Wei Yingying, Tenzen Toyoaki, Ji Hongkai
Department of Biostatistics, Johns Hopkins University Bloomberg School of Public Health, Baltimore, MD, USADepartment of Statistics, The Chinese University of Hong Kong, Shatin NT, Hong Kong.
Center for Regenerative Medicine, Cardiovascular Research Center, Massachusetts General Hospital, Boston, MA 02114, USA.
Biostatistics. 2015 Jan;16(1):31-46. doi: 10.1093/biostatistics/kxu038. Epub 2014 Aug 19.

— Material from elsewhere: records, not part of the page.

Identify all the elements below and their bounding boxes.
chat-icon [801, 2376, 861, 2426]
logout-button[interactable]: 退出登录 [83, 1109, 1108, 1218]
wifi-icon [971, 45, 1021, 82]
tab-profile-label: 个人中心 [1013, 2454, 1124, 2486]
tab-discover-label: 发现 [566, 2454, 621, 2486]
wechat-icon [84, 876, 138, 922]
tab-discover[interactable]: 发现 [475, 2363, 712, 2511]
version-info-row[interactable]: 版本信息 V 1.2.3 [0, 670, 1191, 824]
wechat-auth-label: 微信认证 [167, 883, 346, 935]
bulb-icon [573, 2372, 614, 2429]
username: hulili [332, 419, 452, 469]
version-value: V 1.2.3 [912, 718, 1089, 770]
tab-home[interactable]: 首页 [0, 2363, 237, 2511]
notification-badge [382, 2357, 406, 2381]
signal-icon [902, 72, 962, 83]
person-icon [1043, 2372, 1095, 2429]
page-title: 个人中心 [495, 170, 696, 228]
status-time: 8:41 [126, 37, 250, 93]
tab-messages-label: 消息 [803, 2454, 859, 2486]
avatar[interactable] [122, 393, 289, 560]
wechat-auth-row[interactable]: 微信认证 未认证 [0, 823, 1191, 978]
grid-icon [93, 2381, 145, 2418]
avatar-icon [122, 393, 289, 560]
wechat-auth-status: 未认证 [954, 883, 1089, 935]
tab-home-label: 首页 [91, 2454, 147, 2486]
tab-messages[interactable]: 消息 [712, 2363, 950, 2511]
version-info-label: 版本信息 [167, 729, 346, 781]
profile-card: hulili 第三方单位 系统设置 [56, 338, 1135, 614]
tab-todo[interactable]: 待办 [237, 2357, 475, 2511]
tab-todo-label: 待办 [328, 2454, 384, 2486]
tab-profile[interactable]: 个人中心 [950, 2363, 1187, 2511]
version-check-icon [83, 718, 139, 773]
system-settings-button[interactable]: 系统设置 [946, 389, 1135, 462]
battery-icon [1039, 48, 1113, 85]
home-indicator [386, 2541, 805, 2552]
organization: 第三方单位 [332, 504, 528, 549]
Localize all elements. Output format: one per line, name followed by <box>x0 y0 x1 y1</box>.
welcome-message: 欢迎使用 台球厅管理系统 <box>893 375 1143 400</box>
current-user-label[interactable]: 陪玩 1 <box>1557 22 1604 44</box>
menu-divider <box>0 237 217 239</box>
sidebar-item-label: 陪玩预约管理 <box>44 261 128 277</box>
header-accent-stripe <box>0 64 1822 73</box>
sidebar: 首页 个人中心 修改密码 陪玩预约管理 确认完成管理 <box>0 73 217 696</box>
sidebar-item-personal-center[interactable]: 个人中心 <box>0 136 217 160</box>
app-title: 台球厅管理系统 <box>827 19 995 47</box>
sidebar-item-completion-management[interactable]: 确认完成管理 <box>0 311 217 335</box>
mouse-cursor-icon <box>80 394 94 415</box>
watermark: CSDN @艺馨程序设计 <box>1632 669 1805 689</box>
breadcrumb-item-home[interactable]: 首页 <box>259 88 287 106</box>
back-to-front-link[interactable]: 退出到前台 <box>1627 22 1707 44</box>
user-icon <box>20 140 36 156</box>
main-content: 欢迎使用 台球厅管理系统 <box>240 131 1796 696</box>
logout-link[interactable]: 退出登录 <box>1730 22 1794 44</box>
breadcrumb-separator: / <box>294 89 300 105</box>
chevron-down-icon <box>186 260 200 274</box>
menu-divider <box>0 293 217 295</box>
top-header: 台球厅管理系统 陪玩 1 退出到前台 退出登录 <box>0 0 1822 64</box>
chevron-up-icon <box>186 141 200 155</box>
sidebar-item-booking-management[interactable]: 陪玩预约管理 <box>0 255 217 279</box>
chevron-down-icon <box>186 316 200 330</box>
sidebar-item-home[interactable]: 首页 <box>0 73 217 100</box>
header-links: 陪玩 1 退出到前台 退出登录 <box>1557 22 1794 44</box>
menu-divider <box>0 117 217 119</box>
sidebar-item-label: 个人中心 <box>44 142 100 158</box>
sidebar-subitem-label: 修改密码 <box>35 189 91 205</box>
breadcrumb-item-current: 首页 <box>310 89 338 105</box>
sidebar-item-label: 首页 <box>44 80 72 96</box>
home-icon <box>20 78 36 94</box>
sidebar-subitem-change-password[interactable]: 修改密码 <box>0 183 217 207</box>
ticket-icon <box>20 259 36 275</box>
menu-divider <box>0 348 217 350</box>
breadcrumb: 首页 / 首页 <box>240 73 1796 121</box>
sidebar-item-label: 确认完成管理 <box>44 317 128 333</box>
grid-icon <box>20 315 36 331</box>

The standard methods for detecting differential gene expression are mostly designed for analyzing a single gene expression experiment. When data from multiple related gene expression studies are available, separately analyzing each study is not ideal as it may fail to detect important genes with consistent but relatively weak differential signals in multiple studies. Jointly modeling all data allows one to borrow information across studies to improve the analysis. However, a simple concordance model, in which each gene is assumed to be differential in either all studies or none of the studies, is incapable of handling genes with study-specific differential expression. In contrast, a model that naively enumerates and analyzes all possible differential patterns across studies can deal with study-specificity and allow information pooling, but the complexity of its parameter space grows exponentially as the number of studies increases. Here, we propose a correlation motif approach to address this dilemma. This approach searches for a small number of latent probability vectors called correlation motifs to capture the major correlation patterns among multiple studies. The motifs provide the basis for sharing information among studies and genes. The approach has flexibility to handle all possible study-specific differential patterns. It improves detection of differential expression and overcomes the barrier of exponential model complexity.
检测差异基因表达的标准方法大多是为分析单个基因表达实验而设计的。当有多组相关基因表达研究的数据可用时,单独分析每个研究并不理想,因为这样可能无法检测到在多个研究中具有一致但相对较弱差异信号的重要基因。对所有数据进行联合建模可以让人们在不同研究之间借用信息以改进分析。然而,一个简单的一致性模型,即假设每个基因在所有研究中要么有差异,要么在所有研究中都没有差异,无法处理具有研究特异性差异表达的基因。相比之下,一个天真地枚举并分析所有可能的跨研究差异模式的模型可以处理研究特异性并允许信息合并,但其参数空间的复杂性会随着研究数量的增加呈指数增长。在这里,我们提出一种相关基序方法来解决这一困境。这种方法搜索少量称为相关基序的潜在概率向量,以捕捉多个研究之间的主要相关模式。这些基序为研究和基因之间共享信息提供了基础。该方法具有处理所有可能的研究特异性差异模式的灵活性。它提高了差异表达的检测能力,并克服了指数模型复杂性的障碍。